LEBIH dari 100 redaktur senior dari Indonesia dan Asia Tenggara berkumpul dalam acara Senior Editors Forum, Senin-Selasa, 16-17 Oktober 2023 di Jakarta. Mereka membahas disinformasi, kebebasan editorial, dan keamanan jurnalis menjelang Pemilihan Umum atau Pemilu pada 14 Februari 2024.
Diskusi para jurnalis senior ini mengurai tantangan-tantangan peliputan pemilu yang profesional. Lebih jauh, mengidentifikasi solusi nyata di tingkat redaksi. Senior Editors Forum ini terselenggara atas kerjasama Kantor Multisektoral Regional UNESCO di Jakarta, Delegasi Uni Eropa untuk Indonesia, dan Dewan Pers.
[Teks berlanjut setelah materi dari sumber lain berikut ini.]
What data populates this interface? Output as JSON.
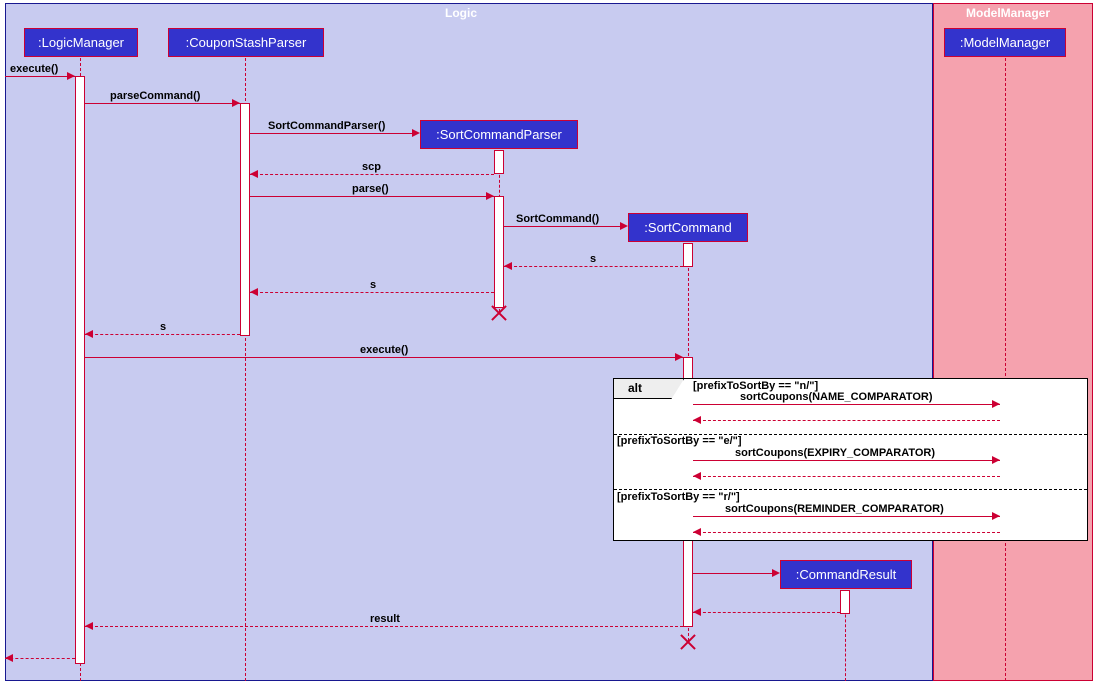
{
  "frames": {
    "logic": "Logic",
    "modelmgr": "ModelManager"
  },
  "participants": {
    "logicManager": ":LogicManager",
    "couponStashParser": ":CouponStashParser",
    "sortCommandParser": ":SortCommandParser",
    "sortCommand": ":SortCommand",
    "commandResult": ":CommandResult",
    "modelManager": ":ModelManager"
  },
  "messages": {
    "execute1": "execute()",
    "parseCommand": "parseCommand()",
    "sortCommandParserCtor": "SortCommandParser()",
    "scp": "scp",
    "parse": "parse()",
    "sortCommandCtor": "SortCommand()",
    "s1": "s",
    "s2": "s",
    "s3": "s",
    "execute2": "execute()",
    "sortCouponsName": "sortCoupons(NAME_COMPARATOR)",
    "sortCouponsExpiry": "sortCoupons(EXPIRY_COMPARATOR)",
    "sortCouponsReminder": "sortCoupons(REMINDER_COMPARATOR)",
    "result": "result"
  },
  "alt": {
    "label": "alt",
    "guard1": "[prefixToSortBy == \"n/\"]",
    "guard2": "[prefixToSortBy == \"e/\"]",
    "guard3": "[prefixToSortBy == \"r/\"]"
  }
}
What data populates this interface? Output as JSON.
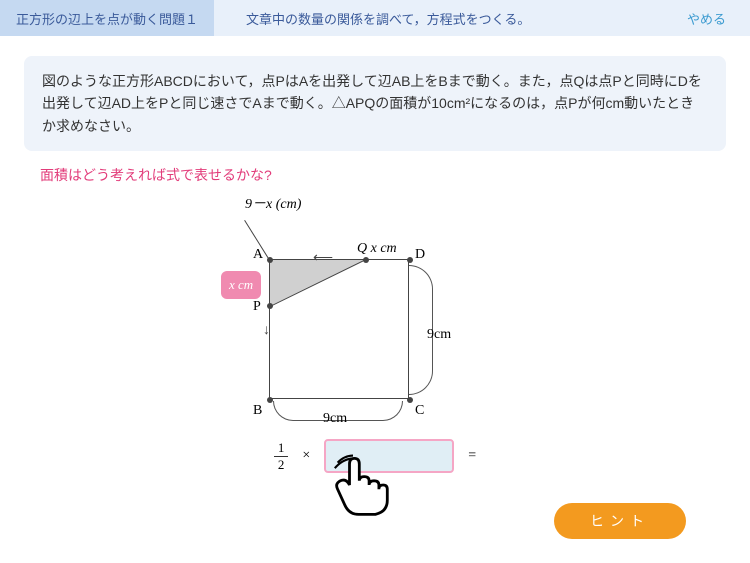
{
  "header": {
    "left": "正方形の辺上を点が動く問題１",
    "center": "文章中の数量の関係を調べて，方程式をつくる。",
    "right": "やめる"
  },
  "problem_text": "図のような正方形ABCDにおいて，点PはAを出発して辺AB上をBまで動く。また，点Qは点Pと同時にDを出発して辺AD上をPと同じ速さでAまで動く。△APQの面積が10cm²になるのは，点Pが何cm動いたときか求めなさい。",
  "hint_question": "面積はどう考えれば式で表せるかな?",
  "diagram": {
    "expr_top": "9－x (cm)",
    "A": "A",
    "B": "B",
    "C": "C",
    "D": "D",
    "P": "P",
    "Q": "Q x cm",
    "xcm_badge": "x cm",
    "side_b": "9cm",
    "side_r": "9cm"
  },
  "equation": {
    "fraction_num": "1",
    "fraction_den": "2",
    "times": "×",
    "equals": "="
  },
  "hint_button": "ヒント"
}
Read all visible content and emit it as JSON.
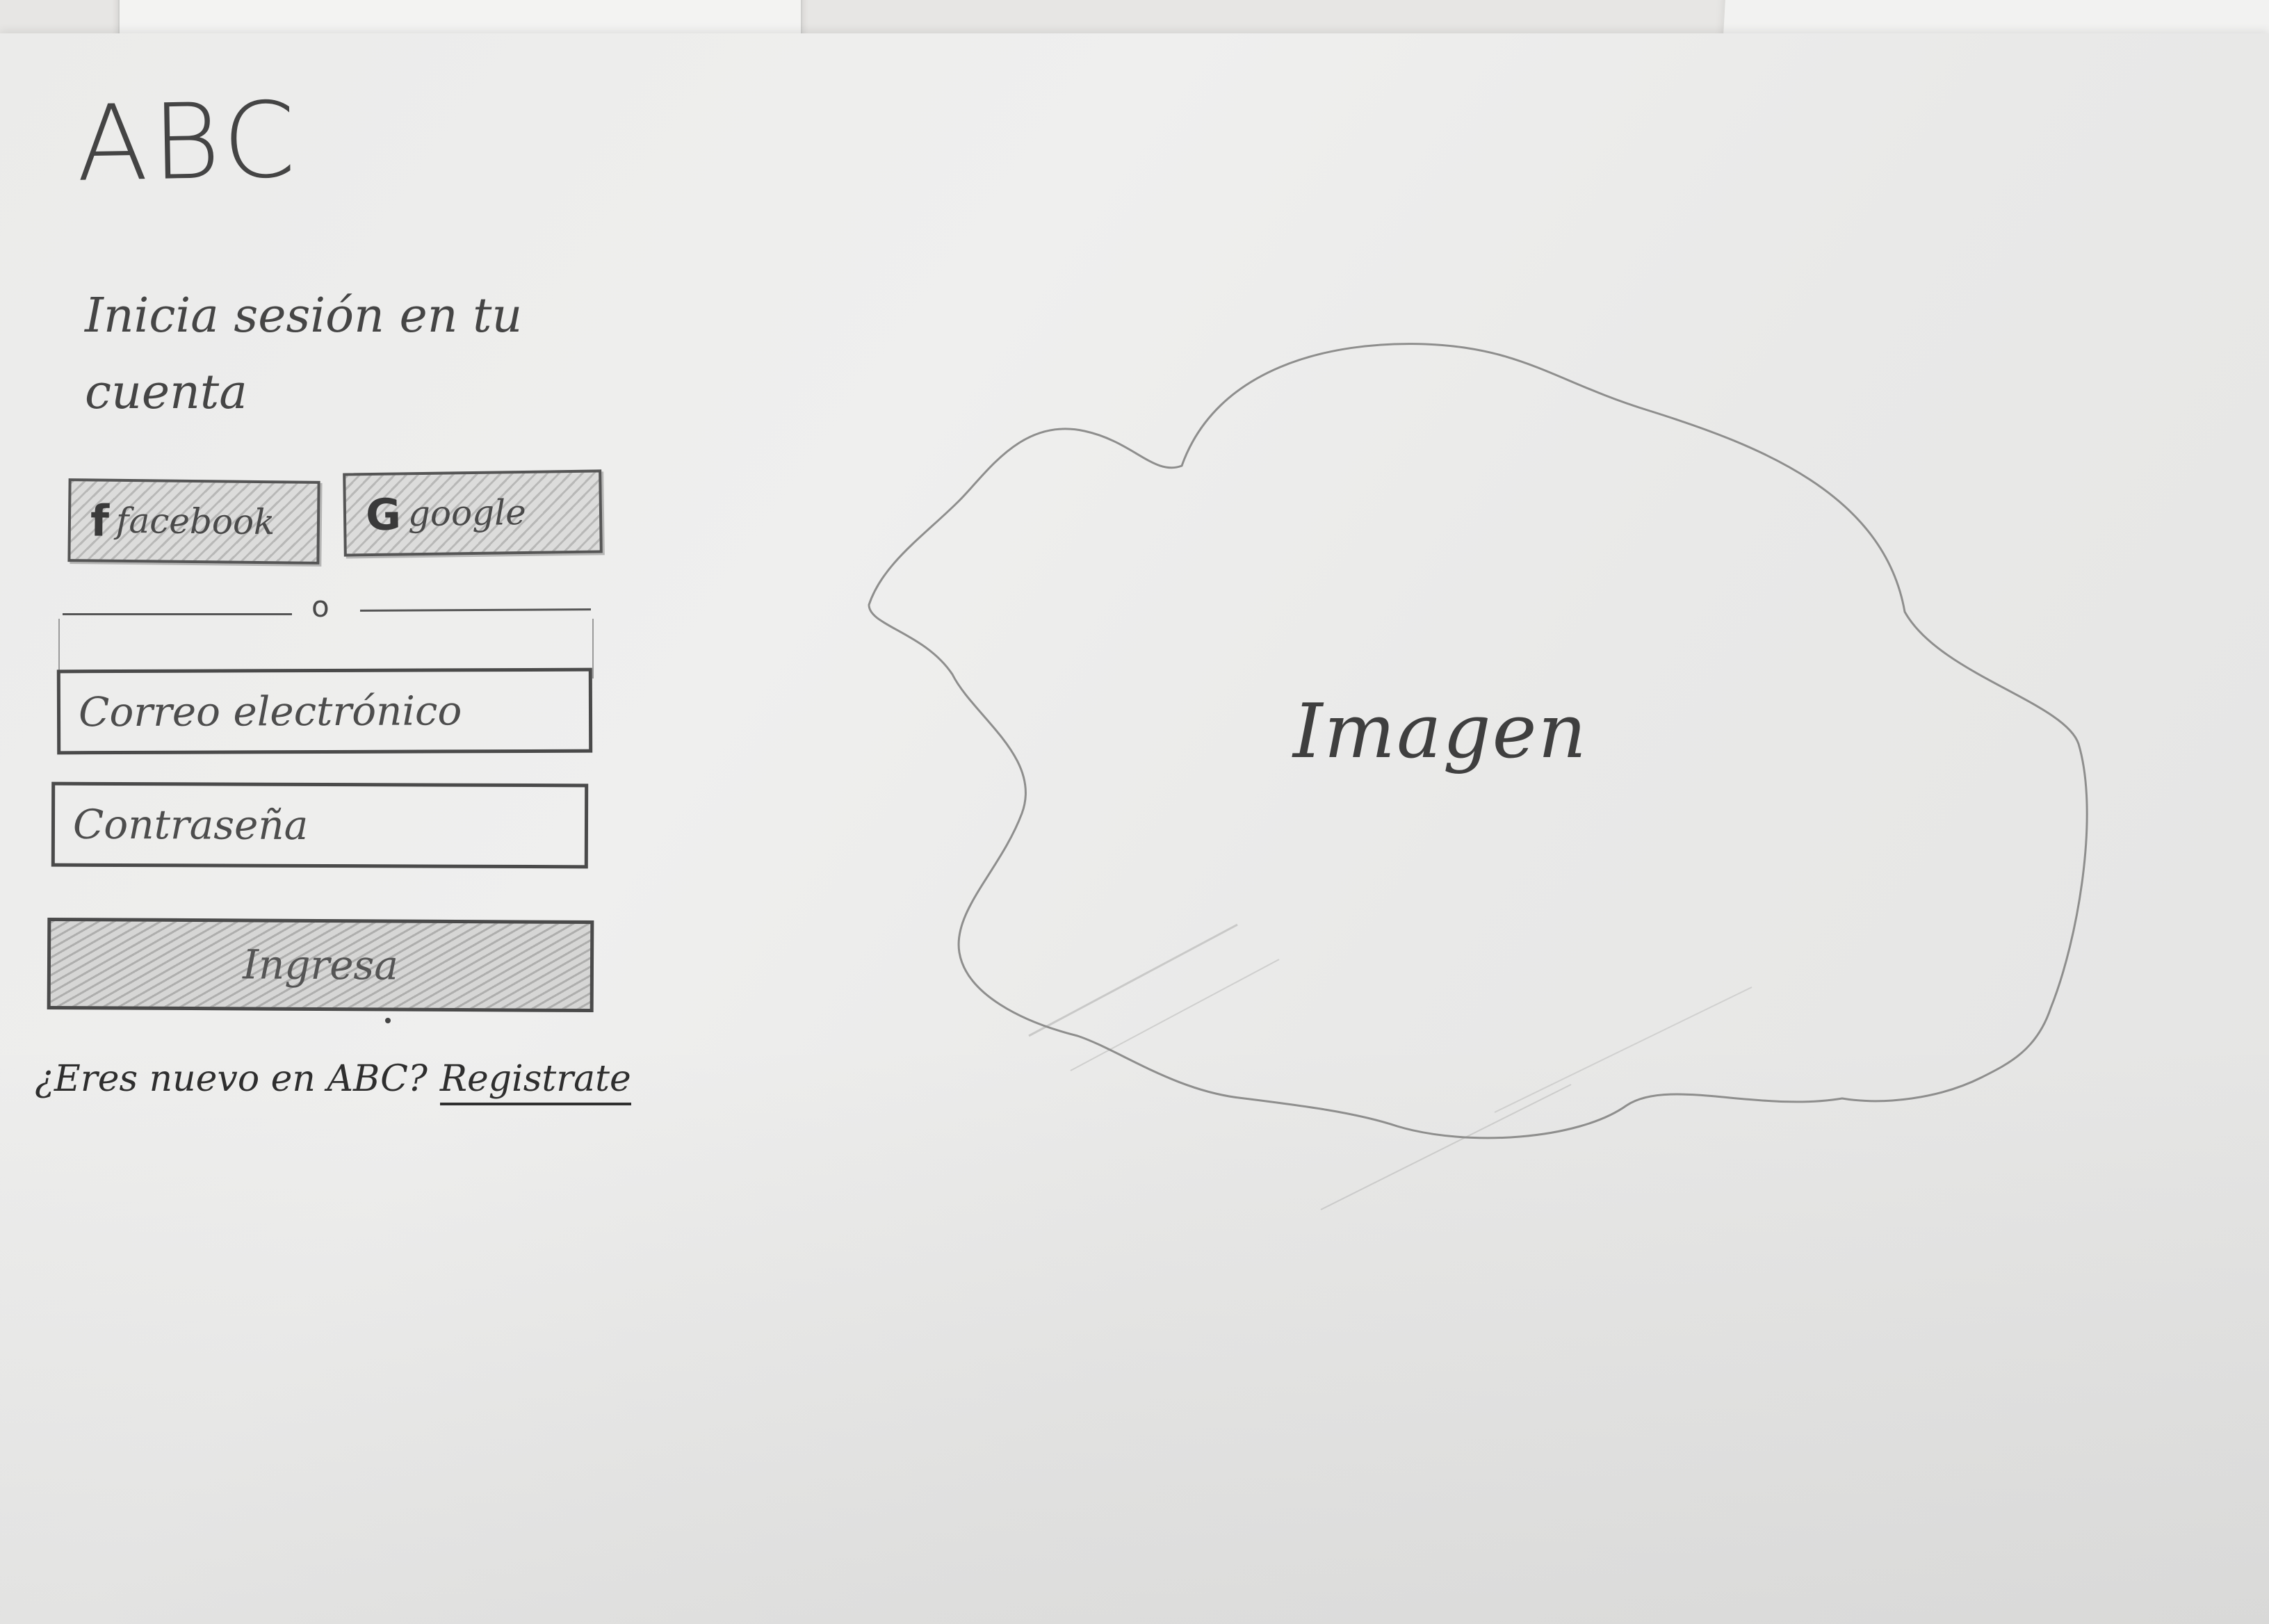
{
  "app": {
    "logo_text": "ABC"
  },
  "login": {
    "heading": "Inicia sesión en tu cuenta",
    "social": {
      "facebook": {
        "icon": "f",
        "label": "facebook"
      },
      "google": {
        "icon": "G",
        "label": "google"
      }
    },
    "divider_text": "o",
    "email": {
      "placeholder": "Correo electrónico"
    },
    "password": {
      "placeholder": "Contraseña"
    },
    "submit_label": "Ingresa",
    "signup": {
      "prompt": "¿Eres nuevo en ABC?",
      "link_label": "Registrate"
    }
  },
  "hero": {
    "image_label": "Imagen"
  }
}
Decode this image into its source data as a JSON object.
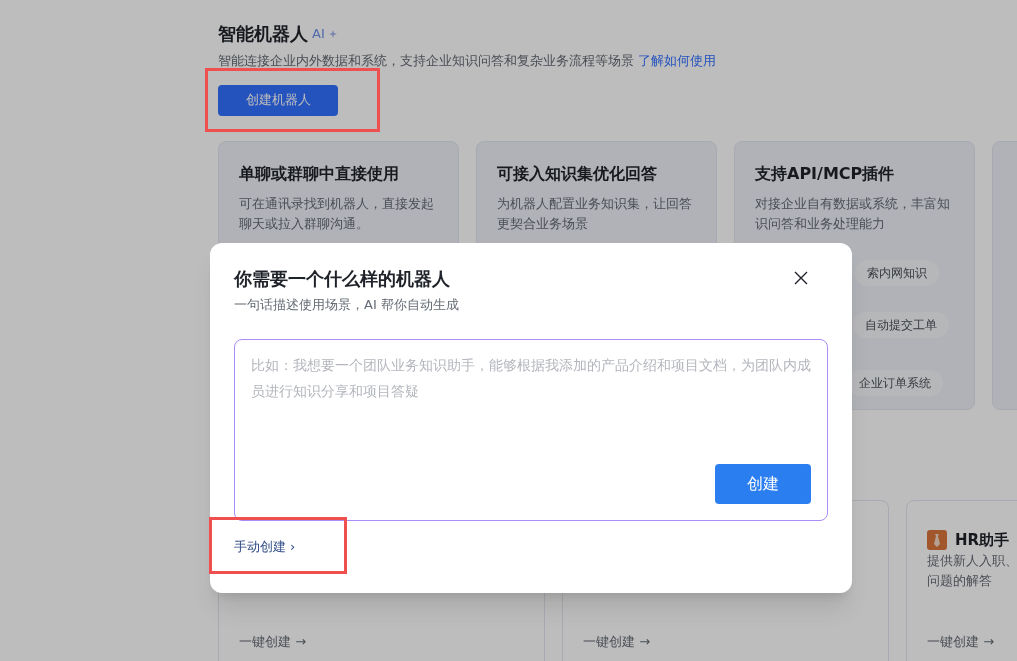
{
  "header": {
    "title": "智能机器人",
    "ai_badge": "AI",
    "description": "智能连接企业内外数据和系统，支持企业知识问答和复杂业务流程等场景",
    "learn_link": "了解如何使用",
    "create_button": "创建机器人"
  },
  "feature_cards": [
    {
      "title": "单聊或群聊中直接使用",
      "description": "可在通讯录找到机器人，直接发起聊天或拉入群聊沟通。"
    },
    {
      "title": "可接入知识集优化回答",
      "description": "为机器人配置业务知识集，让回答更契合业务场景"
    },
    {
      "title": "支持API/MCP插件",
      "description": "对接企业自有数据或系统，丰富知识问答和业务处理能力",
      "chips": [
        "索内网知识",
        "自动提交工单",
        "企业订单系统"
      ]
    }
  ],
  "template_cards": [
    {
      "action": "一键创建 →"
    },
    {
      "action": "一键创建 →"
    },
    {
      "title": "HR助手",
      "description_lines": [
        "提供新人入职、",
        "问题的解答"
      ],
      "action": "一键创建 →"
    }
  ],
  "dialog": {
    "title": "你需要一个什么样的机器人",
    "subtitle": "一句话描述使用场景，AI 帮你自动生成",
    "placeholder": "比如：我想要一个团队业务知识助手，能够根据我添加的产品介绍和项目文档，为团队内成员进行知识分享和项目答疑",
    "create_button": "创建",
    "manual_link": "手动创建",
    "manual_arrow": "›"
  }
}
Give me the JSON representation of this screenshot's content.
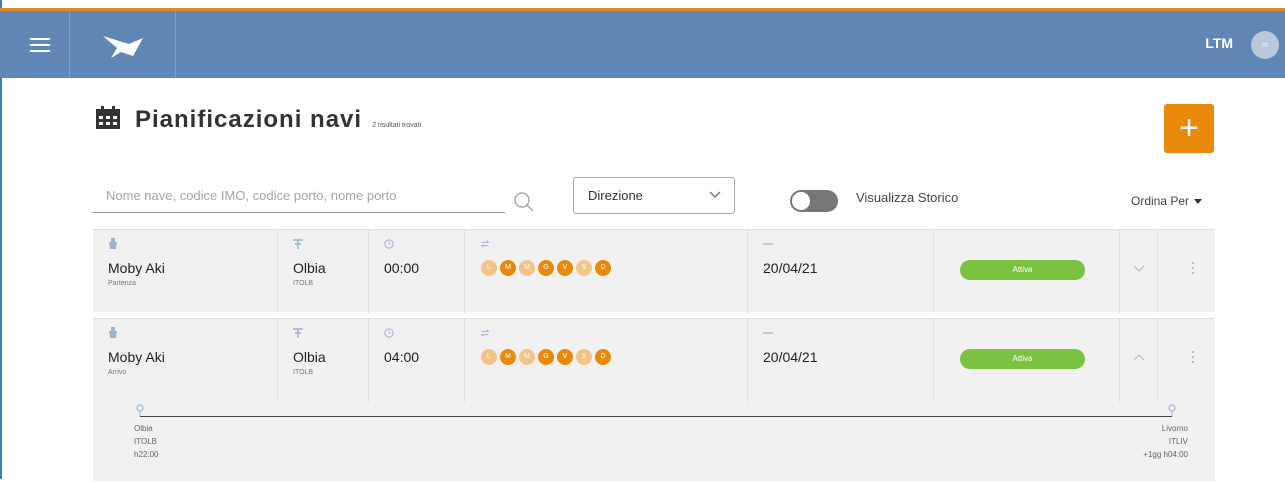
{
  "header": {
    "brand": "LTM",
    "avatar_initials": "m"
  },
  "page": {
    "title": "Pianificazioni navi",
    "count": "2 risultati trovati"
  },
  "filters": {
    "search_placeholder": "Nome nave, codice IMO, codice porto, nome porto",
    "direction_label": "Direzione",
    "history_label": "Visualizza Storico",
    "sort_label": "Ordina Per"
  },
  "rows": [
    {
      "ship": "Moby Aki",
      "direction": "Partenza",
      "port": "Olbia",
      "port_code": "ITOLB",
      "time": "00:00",
      "days": [
        {
          "letter": "L",
          "active": false
        },
        {
          "letter": "M",
          "active": true
        },
        {
          "letter": "M",
          "active": false
        },
        {
          "letter": "G",
          "active": true
        },
        {
          "letter": "V",
          "active": true
        },
        {
          "letter": "S",
          "active": false
        },
        {
          "letter": "D",
          "active": true
        }
      ],
      "date": "20/04/21",
      "status": "Attiva"
    },
    {
      "ship": "Moby Aki",
      "direction": "Arrivo",
      "port": "Olbia",
      "port_code": "ITOLB",
      "time": "04:00",
      "days": [
        {
          "letter": "L",
          "active": false
        },
        {
          "letter": "M",
          "active": true
        },
        {
          "letter": "M",
          "active": false
        },
        {
          "letter": "G",
          "active": true
        },
        {
          "letter": "V",
          "active": true
        },
        {
          "letter": "S",
          "active": false
        },
        {
          "letter": "D",
          "active": true
        }
      ],
      "date": "20/04/21",
      "status": "Attiva",
      "route": {
        "from_name": "Olbia",
        "from_code": "ITOLB",
        "from_time": "h22:00",
        "to_name": "Livorno",
        "to_code": "ITLIV",
        "to_time": "+1gg h04:00"
      }
    }
  ],
  "colors": {
    "appbar": "#5f86b5",
    "accent": "#e8890c",
    "status_active": "#7cc242"
  }
}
“Ketika informasi tersedia secara akurat dan luas, maka pemilu dapat terjaga terus terbuka, adil, dan demokrasi tumbuh subur,” kata Valerie Julliand, Resident Coordinator PBB di Indonesia.
Menurutnya, peran media dalam pemilu sangat penting. Di antaranya, melindungi kebebasan berekspresi dan menjadi clearing house informasi dalam pelaksanaan pemilu.
Selain dihadiri 60 redaktur senior, peserta forum juga datang dari Agence France Presse (Prancis), Malaysia Kini (Malaysia) dan Rappler (Filipina), Voice TV (Thailand), dan META Indonesia, serta anggota Dewan Pers Indonesia, Committee to Protect Journalists (CPJ), Aliansi Jurnalis Independen (AJI) dan Asosiasi Media Siber Indonesia (AMSI).
“Indonesia adalah mitra penting bagi Uni Eropa dan kami bersatu dalam memerangi disinformasi,” ujar Stéphane Mechati, Kuasa Usaha ad interim Delegasi Uni Eropa untuk Indonesia.
Perjuangan melawan disinformasi tentu tidak dapat dilakukan oleh satu negara atau satu aktor saja. Persoalan itu perlu dihadapi melalui kerjasama, kegiatan berbagi pengetahuan, dan pengembangan strategi komprehensif.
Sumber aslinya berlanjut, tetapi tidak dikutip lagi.